Noise destroys magic. Environmental decoherence pushes quantum states toward the stabilizer polytope — the convex hull of all stabilizer states in the Bloch representation. The question is: at what noise level does a state lose its computational advantage?
Zurel and Davis (arXiv 2602.22336, February 2026) introduce a basis-independent framework for answering this question. Most measures of magic depend on the choice of basis — rotating the coordinate system can change whether a state appears magical or not. The authors characterize absolutely stabilizer states: states that are stabilizer states in every basis simultaneously. These are states so deeply unmagical that no rotation can rescue them.
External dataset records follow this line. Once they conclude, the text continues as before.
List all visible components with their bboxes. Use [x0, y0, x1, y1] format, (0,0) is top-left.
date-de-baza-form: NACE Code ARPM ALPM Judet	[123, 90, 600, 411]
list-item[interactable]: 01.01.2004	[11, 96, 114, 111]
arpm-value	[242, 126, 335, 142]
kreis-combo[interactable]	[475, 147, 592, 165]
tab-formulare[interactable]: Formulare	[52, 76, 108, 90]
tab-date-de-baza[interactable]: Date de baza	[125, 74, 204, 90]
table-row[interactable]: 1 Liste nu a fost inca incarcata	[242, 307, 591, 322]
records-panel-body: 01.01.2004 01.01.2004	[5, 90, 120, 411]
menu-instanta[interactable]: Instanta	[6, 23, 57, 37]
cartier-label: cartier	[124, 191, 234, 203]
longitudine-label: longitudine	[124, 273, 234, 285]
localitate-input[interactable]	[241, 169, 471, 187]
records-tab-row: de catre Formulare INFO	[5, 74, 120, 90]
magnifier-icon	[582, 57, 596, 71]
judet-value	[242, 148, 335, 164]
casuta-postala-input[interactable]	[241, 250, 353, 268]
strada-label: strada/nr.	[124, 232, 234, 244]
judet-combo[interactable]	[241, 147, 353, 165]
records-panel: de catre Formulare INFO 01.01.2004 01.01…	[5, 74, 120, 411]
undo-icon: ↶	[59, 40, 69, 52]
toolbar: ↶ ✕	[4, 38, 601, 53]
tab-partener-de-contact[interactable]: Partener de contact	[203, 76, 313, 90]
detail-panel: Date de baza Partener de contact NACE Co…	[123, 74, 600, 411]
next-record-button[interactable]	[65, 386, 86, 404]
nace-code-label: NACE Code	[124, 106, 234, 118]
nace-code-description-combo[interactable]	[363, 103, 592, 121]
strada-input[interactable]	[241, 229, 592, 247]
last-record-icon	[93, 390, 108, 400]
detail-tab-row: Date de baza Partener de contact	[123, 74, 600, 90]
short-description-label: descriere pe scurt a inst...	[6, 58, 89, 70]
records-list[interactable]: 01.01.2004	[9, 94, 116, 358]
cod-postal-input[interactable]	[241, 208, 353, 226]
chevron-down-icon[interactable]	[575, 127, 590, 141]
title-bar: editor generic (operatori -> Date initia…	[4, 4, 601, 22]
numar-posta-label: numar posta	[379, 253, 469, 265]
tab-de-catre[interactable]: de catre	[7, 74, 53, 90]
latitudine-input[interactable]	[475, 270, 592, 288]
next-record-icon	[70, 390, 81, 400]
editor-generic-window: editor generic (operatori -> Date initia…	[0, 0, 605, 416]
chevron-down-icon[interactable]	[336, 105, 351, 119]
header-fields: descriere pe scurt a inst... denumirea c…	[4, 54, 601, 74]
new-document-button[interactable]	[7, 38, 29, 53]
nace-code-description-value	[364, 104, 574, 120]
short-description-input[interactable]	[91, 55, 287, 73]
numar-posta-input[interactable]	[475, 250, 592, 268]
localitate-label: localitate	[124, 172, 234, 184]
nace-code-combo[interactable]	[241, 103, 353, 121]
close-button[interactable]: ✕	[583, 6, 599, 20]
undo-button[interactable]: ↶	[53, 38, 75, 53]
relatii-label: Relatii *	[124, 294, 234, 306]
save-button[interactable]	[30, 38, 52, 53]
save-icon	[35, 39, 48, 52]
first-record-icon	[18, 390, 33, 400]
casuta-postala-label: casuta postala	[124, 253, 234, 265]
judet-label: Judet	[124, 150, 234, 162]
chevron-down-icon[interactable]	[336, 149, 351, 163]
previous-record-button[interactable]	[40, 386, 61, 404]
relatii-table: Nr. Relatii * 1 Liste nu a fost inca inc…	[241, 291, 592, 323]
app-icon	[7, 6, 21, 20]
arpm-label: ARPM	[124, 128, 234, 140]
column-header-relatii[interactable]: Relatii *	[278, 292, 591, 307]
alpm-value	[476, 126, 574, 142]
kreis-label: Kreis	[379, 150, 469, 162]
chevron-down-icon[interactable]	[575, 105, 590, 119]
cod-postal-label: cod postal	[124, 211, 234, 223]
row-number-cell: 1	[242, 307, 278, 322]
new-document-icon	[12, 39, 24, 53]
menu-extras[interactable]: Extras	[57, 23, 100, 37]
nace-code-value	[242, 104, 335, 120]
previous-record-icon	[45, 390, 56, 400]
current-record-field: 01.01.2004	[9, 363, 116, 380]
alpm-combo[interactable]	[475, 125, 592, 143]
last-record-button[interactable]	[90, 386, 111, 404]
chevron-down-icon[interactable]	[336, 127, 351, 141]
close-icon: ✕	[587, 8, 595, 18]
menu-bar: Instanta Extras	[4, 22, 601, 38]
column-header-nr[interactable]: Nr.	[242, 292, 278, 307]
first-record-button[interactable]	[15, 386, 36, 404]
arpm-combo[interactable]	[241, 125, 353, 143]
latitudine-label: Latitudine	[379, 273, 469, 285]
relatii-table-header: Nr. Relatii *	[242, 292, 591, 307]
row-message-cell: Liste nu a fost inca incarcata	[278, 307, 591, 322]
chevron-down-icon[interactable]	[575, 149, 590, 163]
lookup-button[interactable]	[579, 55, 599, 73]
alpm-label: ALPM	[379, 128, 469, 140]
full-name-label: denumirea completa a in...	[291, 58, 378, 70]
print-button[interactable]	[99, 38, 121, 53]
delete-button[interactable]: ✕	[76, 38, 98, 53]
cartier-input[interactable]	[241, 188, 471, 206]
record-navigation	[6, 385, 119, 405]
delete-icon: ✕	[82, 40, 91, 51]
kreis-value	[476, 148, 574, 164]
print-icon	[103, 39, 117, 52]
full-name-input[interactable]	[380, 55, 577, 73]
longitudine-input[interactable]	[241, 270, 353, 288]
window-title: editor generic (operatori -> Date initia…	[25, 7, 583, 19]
For a single qubit, the absolutely stabilizer states form a ball inscribed in the stabilizer octahedron — the largest sphere that fits inside the polytope. Any state inside this ball is classically simulable regardless of how you orient your measurement axes. Any state outside it has some basis in which it has magic.
But the geometric picture reveals a subtlety. Absolutely Wigner-positive states — states whose Wigner function remains non-negative in every basis — are a different set. Some absolutely Wigner-positive states are not absolutely stabilizer states. These states have non-negative Wigner functions everywhere (a classical-seeming property) but are not stabilizer states (they sit outside the stabilizer polytope in some basis). They have magic that cannot be extracted — bound magic, in analogy with bound entanglement.
Bound magic represents quantum computational resource that exists but cannot be utilized. The state is non-classical by one measure and classical by another. Noise has partially destroyed the advantage but left behind a ghost of it — detectable but inoperative.
The minimum purity for a state to retain any magic, computed from the inscribed ball radius, sets a noise threshold: above this noise level, no amount of basis rotation can reveal useful non-classicality. Below it, some orientation exists where the state has magic. The threshold is geometric — it depends on the shape of the stabilizer polytope, not on any particular magic monotone.